Whom the gods would humble, they first make a child actor. It seems like at some point between the onset of puberty and legal drinking age, every child star must stand at a twilit crossroads and choose between a graceful lapse into obscurity and a thwarted adult career, drinking problem, drug addiction, misery and resentment. Not everyone can be Winona Ryder or even Ricky (oops, sorry, Rick) Schroeder. And, unlike Drew Barrymore, not everybody lives long enough to clean up and get on with life after child stardom.
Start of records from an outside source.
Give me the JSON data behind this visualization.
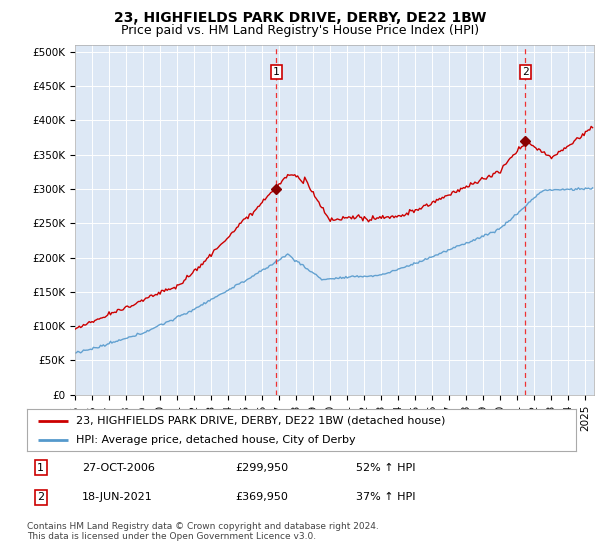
{
  "title": "23, HIGHFIELDS PARK DRIVE, DERBY, DE22 1BW",
  "subtitle": "Price paid vs. HM Land Registry's House Price Index (HPI)",
  "ylabel_ticks": [
    "£0",
    "£50K",
    "£100K",
    "£150K",
    "£200K",
    "£250K",
    "£300K",
    "£350K",
    "£400K",
    "£450K",
    "£500K"
  ],
  "ytick_values": [
    0,
    50000,
    100000,
    150000,
    200000,
    250000,
    300000,
    350000,
    400000,
    450000,
    500000
  ],
  "ylim": [
    0,
    510000
  ],
  "xlim_start": 1995.0,
  "xlim_end": 2025.5,
  "sale1_date": 2006.82,
  "sale1_price": 299950,
  "sale1_label": "1",
  "sale2_date": 2021.46,
  "sale2_price": 369950,
  "sale2_label": "2",
  "property_color": "#cc0000",
  "hpi_color": "#5599cc",
  "sale_marker_color": "#880000",
  "vline_color": "#ee3333",
  "grid_color": "#cccccc",
  "chart_bg_color": "#dde8f5",
  "background_color": "#ffffff",
  "legend_entry1": "23, HIGHFIELDS PARK DRIVE, DERBY, DE22 1BW (detached house)",
  "legend_entry2": "HPI: Average price, detached house, City of Derby",
  "table_row1_num": "1",
  "table_row1_date": "27-OCT-2006",
  "table_row1_price": "£299,950",
  "table_row1_pct": "52% ↑ HPI",
  "table_row2_num": "2",
  "table_row2_date": "18-JUN-2021",
  "table_row2_price": "£369,950",
  "table_row2_pct": "37% ↑ HPI",
  "footer": "Contains HM Land Registry data © Crown copyright and database right 2024.\nThis data is licensed under the Open Government Licence v3.0.",
  "title_fontsize": 10,
  "subtitle_fontsize": 9,
  "tick_fontsize": 7.5,
  "legend_fontsize": 8,
  "table_fontsize": 8,
  "footer_fontsize": 6.5
}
Consider the fortunes of River Phoenix. Or Anissa Jones, who played Buffy on TV’s “A Family Affair,” found dead at age18 of a self-inflicted overdose of barbiturates, PCP, cocaine and methaqualone in 1976. Or Dana Plato from “Diff’rent Strokes,” who drifted into a life of speed-fueled petty crime and late-night cable soft porn before departing this vale of tears with an overdose in May 1999. Gather ye roses while ye may, child star, and sock that money away in a trust fund. When the world finally gets sick of soft-drink darlings and the sun-kissed antics of preternaturally cute space larvae like Mary Kate and Ashley Olsen, there’s sure to be trouble.
Corey Feldman starred in practically every zany, youth-targeted movie made in the 1980s: Goonies, Gremlins, The Lost Boys, Stand By Me. Also a couple of potboilers like Meatballs III and Friday the 13th: Final Chapter, but at least as many memorable ones as forgettable clinkers. When he teamed up with his Canadian Lost Boys co-star Corey Haim, it seemed as though the sun would never set on the Corey empire.
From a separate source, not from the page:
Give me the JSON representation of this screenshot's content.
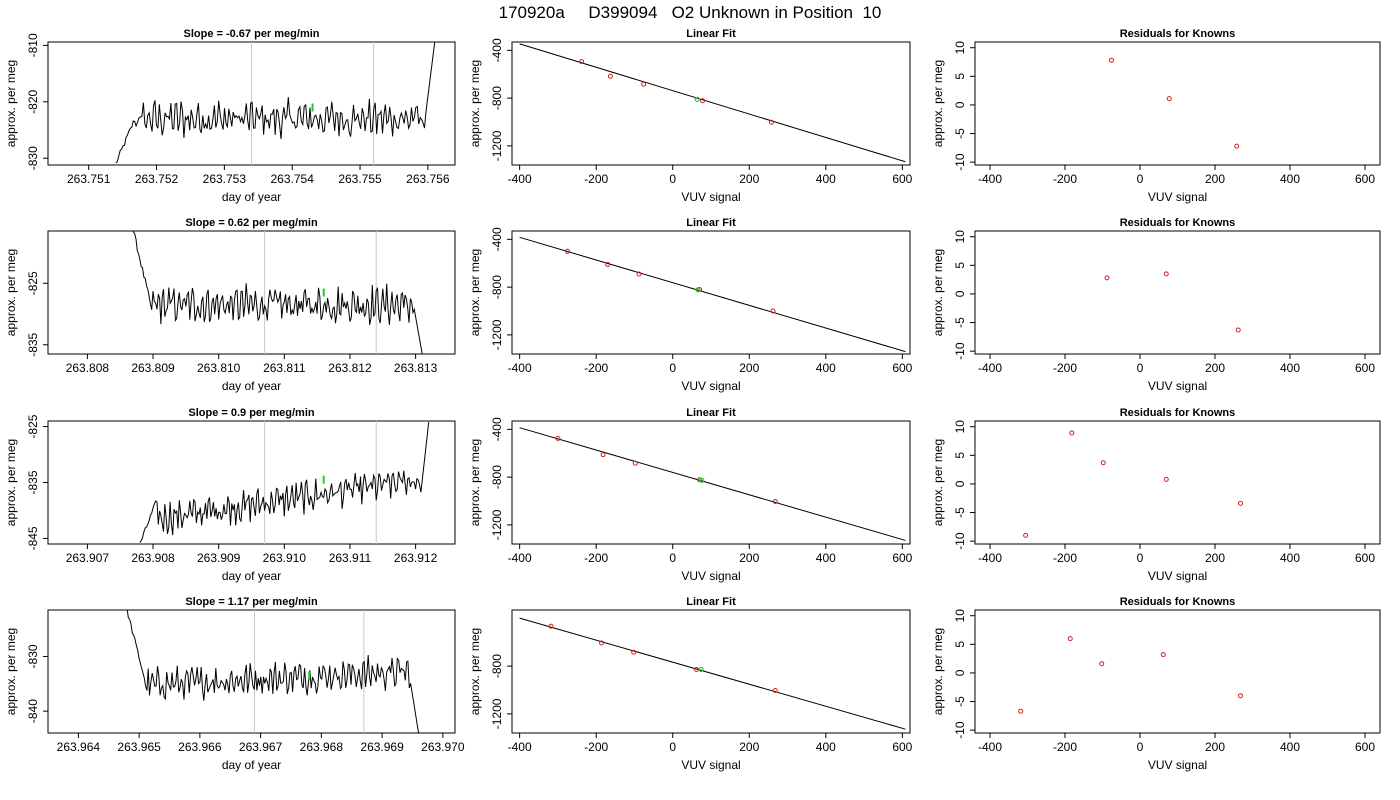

Alas, things went south for Feldman in the late ’80s, with the tragic but statistically predictable lapse into alcohol, cocaine and heroin addiction. He spent a few years at the very bottom of the barrel before kicking his demons and reinventing himself, with moderate success, in the early ’90s as adult actor, director, producer and—yes, indeedy—musician. It may surprise many of you that Feldman, the erstwhile voice of Donatello on TV’s “Teenage Mutant Ninja Turtles,” recently came within a hair’s breadth of getting his band, Corey Feldman’s Truth Movement, booked at a popular Missoula nightspot. What stood in his way? An exorbitant financial guarantee, for starters, and the fact that the promotional CD his people sent along was sufficient cause for the bar owner to conclude that even the novelty value of seeing Corey Feldman play in Missoula would wear off somewhere between the intro and the first verse.
Feldman likes to compare his music to that of Pink Floyd, but what Still Searching for Soul actually sounds like is someone who has never heard Pink Floyd trying to imitate Pink Floyd after having Pink Floyd explained to him by Gary Coleman (That loveable little scamp! Did you know that in May he announced his intention to run for a California senate seat?). The fact that most of the lyrics consist of ponderous purple prose about how bad Hollywood used him only add to the strangely guilty sensation you get listening to Still Searching. I’m all for new beginnings, and he honestly seems like a really likeable, earnest guy, but Corey, I have to tell you: please start acting again soon.